IPE Institutional Investment-Chefredakteur Frank Schnattinger sprach mit Florian Brechtel, Geschäftsführer der SD-M GmbH über die Umsetzung der CSR-Richtlinie in das deutsche HGB und die Folgen für Unternehmen und Investoren.

Florian Brechtel

 

IPE Institutional Investment: Herr Brechtel, noch vor einigen Jahren waren es vor allem kirchennahe Investoren und Stiftungen, die sich dem Thema Nachhaltigkeit konzentriert haben. Woran hat es zu dieser Zeit gehakt?
Brechtel: Es war vor allem das Argument, dass ein Fokus auf Nachhaltigkeit das Investmentuniversum deutlich einschränken würde und damit Renditechancen bzw. auch Diversifikationsoptionen auf der Strecke bleiben. Dies war den Gremien bei institutionellen Anlegern schwer zu vermitteln.

IPE Institutional Investment: Hatten die nachhaltigen Investmentstrategien zu der Zeit überhaupt die entsprechende „Lenkungsfunktion“?
Brechtel: Das hat durch entsprechende „Best-in-Class“-Selektionen bzw. der Herausnahme gewisser Sektoren wie Waffen oder Glücksspiel auch damals schon sehr gut funktioniert. Allerdings war eben oft das Argument auf Investorenseite, dass man das Anlageuniversum nicht allzu sehr verkleinern möchte. Am Ende war es oft ein schwieriges Abwägen.

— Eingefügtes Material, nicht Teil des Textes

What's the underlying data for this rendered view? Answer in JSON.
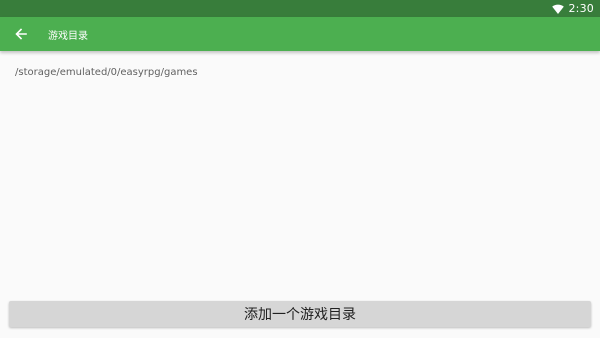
{
  "status_bar": {
    "time": "2:30",
    "icons": [
      "wifi-icon"
    ],
    "color": "#387d3b"
  },
  "app_bar": {
    "back_icon": "arrow-back-icon",
    "title": "游戏目录",
    "color": "#4caf50"
  },
  "directories": [
    {
      "path": "/storage/emulated/0/easyrpg/games"
    }
  ],
  "actions": {
    "add_directory_label": "添加一个游戏目录"
  }
}
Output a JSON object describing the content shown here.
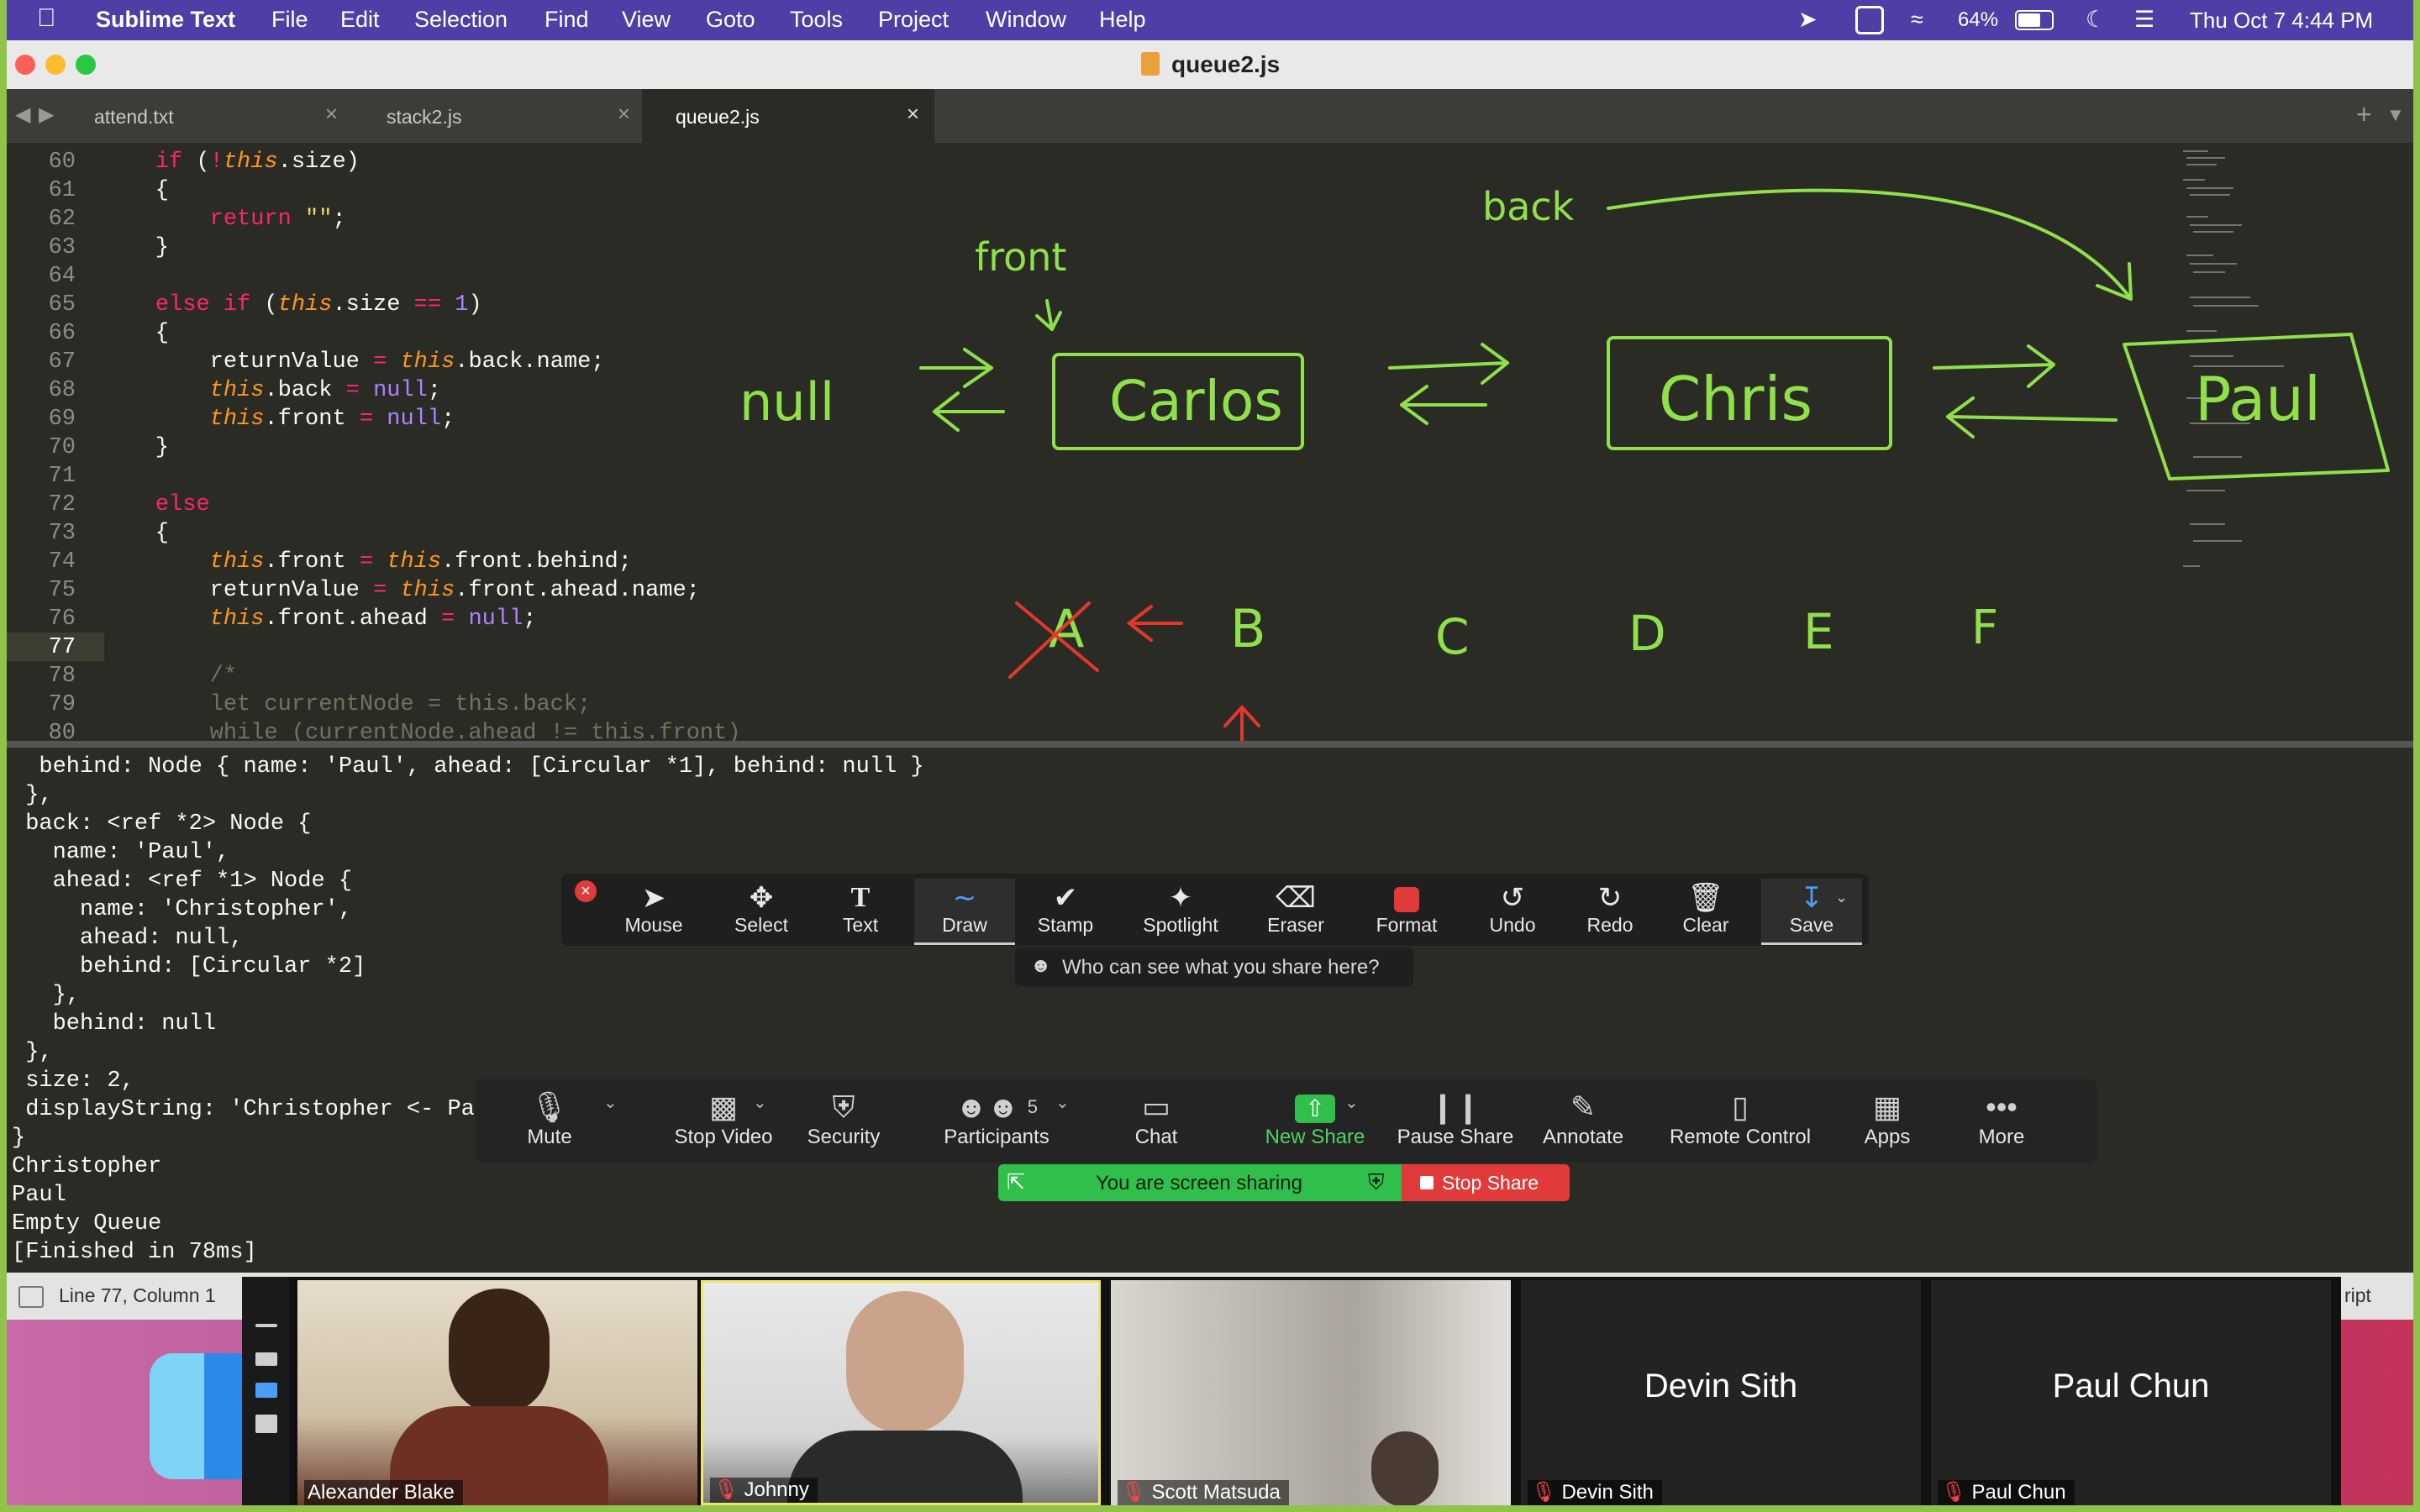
{
  "menubar": {
    "apple": "",
    "app": "Sublime Text",
    "items": [
      "File",
      "Edit",
      "Selection",
      "Find",
      "View",
      "Goto",
      "Tools",
      "Project",
      "Window",
      "Help"
    ],
    "battery": "64%",
    "datetime": "Thu Oct 7  4:44 PM"
  },
  "window": {
    "title": "queue2.js"
  },
  "tabs": [
    {
      "label": "attend.txt"
    },
    {
      "label": "stack2.js"
    },
    {
      "label": "queue2.js"
    }
  ],
  "editor": {
    "lines": [
      "60",
      "61",
      "62",
      "63",
      "64",
      "65",
      "66",
      "67",
      "68",
      "69",
      "70",
      "71",
      "72",
      "73",
      "74",
      "75",
      "76",
      "77",
      "78",
      "79",
      "80"
    ],
    "current_line": "77"
  },
  "console": {
    "lines": [
      "  behind: Node { name: 'Paul', ahead: [Circular *1], behind: null }",
      " },",
      " back: <ref *2> Node {",
      "   name: 'Paul',",
      "   ahead: <ref *1> Node {",
      "     name: 'Christopher',",
      "     ahead: null,",
      "     behind: [Circular *2]",
      "   },",
      "   behind: null",
      " },",
      " size: 2,",
      " displayString: 'Christopher <- Pa",
      "}",
      "Christopher",
      "Paul",
      "Empty Queue",
      "[Finished in 78ms]"
    ]
  },
  "drawing": {
    "labels": {
      "front": "front",
      "back": "back",
      "null": "null",
      "carlos": "Carlos",
      "chris": "Chris",
      "paul": "Paul",
      "a": "A",
      "b": "B",
      "c": "C",
      "d": "D",
      "e": "E",
      "f": "F"
    }
  },
  "annotate": {
    "tools": [
      "Mouse",
      "Select",
      "Text",
      "Draw",
      "Stamp",
      "Spotlight",
      "Eraser",
      "Format",
      "Undo",
      "Redo",
      "Clear",
      "Save"
    ],
    "active": "Draw",
    "who_can_see": "Who can see what you share here?"
  },
  "zoom": {
    "buttons": [
      "Mute",
      "Stop Video",
      "Security",
      "Participants",
      "Chat",
      "New Share",
      "Pause Share",
      "Annotate",
      "Remote Control",
      "Apps",
      "More"
    ],
    "participant_count": "5",
    "sharing_text": "You are screen sharing",
    "stop_share": "Stop Share"
  },
  "status": {
    "position": "Line 77, Column 1",
    "syntax_fragment": "ript"
  },
  "participants": [
    {
      "name": "Alexander Blake"
    },
    {
      "name": "Johnny"
    },
    {
      "name": "Scott Matsuda"
    },
    {
      "name": "Devin Sith"
    },
    {
      "name": "Paul Chun"
    }
  ],
  "colors": {
    "annotation_green": "#8fe14a",
    "annotation_red": "#e0392b",
    "menubar": "#4e3fa6",
    "share_green": "#2fbf4a",
    "stop_red": "#e03a3a"
  }
}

IPE Institutional Investment: Wie hat die Branche darauf reagiert?
Brechtel: Ein folgerichtiger Schritt war die ESG-Integration in den Investmentprozess, das heißt, bereits bei der Analyse einzelner Werte flossen neben Finanzkennzahlen auch konkrete nachhaltige Faktoren mit ein, um dann eine Gesamtentscheidung treffen zu können. Eine Herangehensweise, die bei Investoren auf deutlich mehr Interesse stieß. So stellt ESG-Integration mittlerweile die absolut am stärksten wachsende Strategie dar. Das Volumen stieg von rund 6 Billionen US-Dollar Ende 2012 auf knapp 13 Billionen US-Dollar Ende 2014.

IPE Institutional Investment: Lassen Sie uns in die Gegenwart zurückkommen. Warum bekommt das Thema ESG/SRI nun noch mehr an Fahrt?
Brechtel: Die Politik trägt hier nun einiges dazu bei, insbesondere die CSR-Richtlinie der EU, die in Deutschland mit §289c des HGBs umgesetzt wird. Dieser schreibt vor, dass Unternehmen über die bedeutsamsten nichtfinanziellen Leistungsindikatoren berichten müssen, wie Umwelt-, Arbeitnehmer- und Sozialbelange. Zunächst betrifft dies Unternehmen selbst, wie z.B. Dax- und MDax-Werte. Quasi über Bande gespielt müssen dazu nun aber auch Investoren eine entsprechende Erklärung abgeben. Diesen Berichtsdruck merken wir in der Branche ganz deutlich.

IPE Institutional Investment: Wie konkret lässt sich das für Investoren bzw. KAGen fassen?
Brechtel: Es gibt noch keinen offiziellen Standard, insofern ist die Unsicherheit der Branche deutlich zu merken, zumal die Vorschrift bereits für das aktuelle Jahr, sprich für den Geschäftsbericht 2017 gilt. Die Gesprächsbereitschaft beim Thema ESG/SRI ist jedenfalls dadurch sehr groß geworden.

IPE Institutional Investment: Welche Rolle spielt mittlerweile das Thema „Risikomanagement“ beim Investor, wenn wir über ESG/SRI-Kriterien in der Anlage sprechen?
Brechtel: Definitiv eine große! Ganz gleich ob „Subprime“ oder „Dieselgate“, wir können anhand unserer Daten und Indices zeigen, dass Investoren hier deutlich weniger volatil durch die Krisen gekommen wären, wenn Sie entsprechende Nachhaltigkeitsfilter mit eingebaut hätten. Gerade das geringere Risiko kommt bei institutionellen Adressen entsprechend gut an.

IPE Institutional Investment: Sprich die Anpassung durch den Gesetzgeber trifft auf einen fruchtbaren Boden?
Brechtel: Das sehe ich definitiv so. Man erkennt in der Branche, dass das Thema angekommen ist. So ist die angesprochene Änderung im §289c sicher ein Punkt, der über die nächsten Jahre erst in der Praxis mit Leben gefüllt werden muss, er geht allerdings ganz klar in die richtige Richtung. Einen Weg zurück sehe ich entsprechend nicht. Insofern ist es eher eine Frage des „Wann“ als des „Ob“.

IPE Institutional Investment: Wie kann mit der Vielzahl an Definitionen am Markt für ESG/SRI-Kriterien bzw. Konzepte umgegangen werden?
Brechtel: Ich bin überzeugt, dass sich dies über die nächsten Jahre deutlich zuspitzen lässt. Wir haben mit unseren neuen SD-KPI Standards 2016-2021 da sicher auch unseren Teil dazu beigetragen, dass man sich auf wesentliche Indikatoren bezieht. Gelingt es jetzt noch, dies auch international stärker zu vereinheitlichen, haben wir ein ganzes Stück des Weges geschafft.

IPE Institutional Investment: Was sind ansonsten für Sie aktuell wichtige Punkte am Markt?
Brechtel: Ich denke wichtig ist in der Tat, die Marktakteure möglichst auf einen ähnlichen Level hinsichtlich Standards und Umgang mit dem Thema ESG/SRI zu bekommen. Dann mache ich mir um die Umsetzung wenig sorgen.

IPE Institutional Investment: Besten Dank für diese Einblicke.